As Cadbury Schweppes (CBRY.L: Quote, Profile, Research) moves closer to being a pure confectionery company by selling its North American Dr Pepper drinks unit, industry analysts say it should now pull off a merger deal before it becomes a target.
Cadbury’s shareholders on Friday approved the British group’s plan to spin off Dr Pepper in May, and analysts say the company is now looking to buy U.S.-based chocolate maker Hershey Co (HSY.N: Quote, Profile, Research).
The deal would have clear strategic logic, as Cadbury, the world’s biggest confectionery group, lacks presence in the U.S. chocolate market, while Hershey is looking to expand overseas.

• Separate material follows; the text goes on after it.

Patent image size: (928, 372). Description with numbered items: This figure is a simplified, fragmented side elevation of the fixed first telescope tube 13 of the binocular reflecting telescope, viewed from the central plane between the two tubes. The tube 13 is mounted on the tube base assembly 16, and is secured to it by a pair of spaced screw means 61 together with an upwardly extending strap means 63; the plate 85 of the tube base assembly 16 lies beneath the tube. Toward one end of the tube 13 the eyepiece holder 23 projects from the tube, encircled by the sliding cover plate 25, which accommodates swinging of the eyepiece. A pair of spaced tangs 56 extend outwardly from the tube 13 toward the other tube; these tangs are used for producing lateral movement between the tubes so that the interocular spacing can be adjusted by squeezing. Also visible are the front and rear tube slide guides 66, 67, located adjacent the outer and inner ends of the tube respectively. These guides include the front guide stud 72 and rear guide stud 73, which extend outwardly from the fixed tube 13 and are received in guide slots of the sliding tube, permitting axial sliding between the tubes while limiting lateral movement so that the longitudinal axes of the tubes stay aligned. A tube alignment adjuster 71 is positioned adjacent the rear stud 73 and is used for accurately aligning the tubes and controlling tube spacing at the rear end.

The London-based maker of Dairy Milk chocolate, Trident gum and Halls cough drops will be reborn on May 2 as Cadbury Plc after being wedded to Schweppes for 39 years. The Dr Pepper Snapple Group (DPSG) unit will be separately listed in New York from May 7 payday advance online.

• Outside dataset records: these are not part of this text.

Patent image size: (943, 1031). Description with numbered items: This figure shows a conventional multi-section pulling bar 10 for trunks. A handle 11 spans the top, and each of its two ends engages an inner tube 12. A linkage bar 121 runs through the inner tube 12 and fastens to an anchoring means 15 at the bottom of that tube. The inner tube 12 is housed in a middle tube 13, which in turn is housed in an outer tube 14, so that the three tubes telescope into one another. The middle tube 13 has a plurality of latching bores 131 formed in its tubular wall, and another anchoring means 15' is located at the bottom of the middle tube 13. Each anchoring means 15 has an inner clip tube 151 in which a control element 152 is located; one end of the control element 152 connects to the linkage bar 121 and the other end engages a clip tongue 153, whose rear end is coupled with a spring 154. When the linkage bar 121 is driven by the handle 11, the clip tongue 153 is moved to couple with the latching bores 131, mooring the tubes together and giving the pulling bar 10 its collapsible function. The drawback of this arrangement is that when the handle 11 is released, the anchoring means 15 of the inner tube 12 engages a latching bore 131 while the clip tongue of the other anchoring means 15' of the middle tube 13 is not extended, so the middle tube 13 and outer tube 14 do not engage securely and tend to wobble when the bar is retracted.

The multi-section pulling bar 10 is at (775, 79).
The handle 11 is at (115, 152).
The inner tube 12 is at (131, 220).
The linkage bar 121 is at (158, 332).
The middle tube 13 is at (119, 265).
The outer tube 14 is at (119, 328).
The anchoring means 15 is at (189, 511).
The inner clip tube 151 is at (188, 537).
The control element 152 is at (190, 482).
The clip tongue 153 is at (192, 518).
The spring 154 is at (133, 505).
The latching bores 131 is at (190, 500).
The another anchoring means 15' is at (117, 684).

“Cadbury’s management has made clear that they are interested in a deal with Hershey in order to consolidate the confectionery industry,” said analyst Ian Kellett at Numis.
Others are conscious of the obstacles, particularly the potential obstruction of the trust that controls Hershey.
“It would make strategic sense to combine Hershey and Cadbury in the U.S., although it is unlikely near-term, given the trust’s commitment to retain control of Hershey,” said Polly Barclay at Cazenove.
However, last week’s announcement that the Hershey Trust’s Chief Executive Robert Vowler, Hershey’s top shareholder, will retire in April 2009, could mean events are moving forward after fruitless Cadbury-Hershey takeover talks of recent months.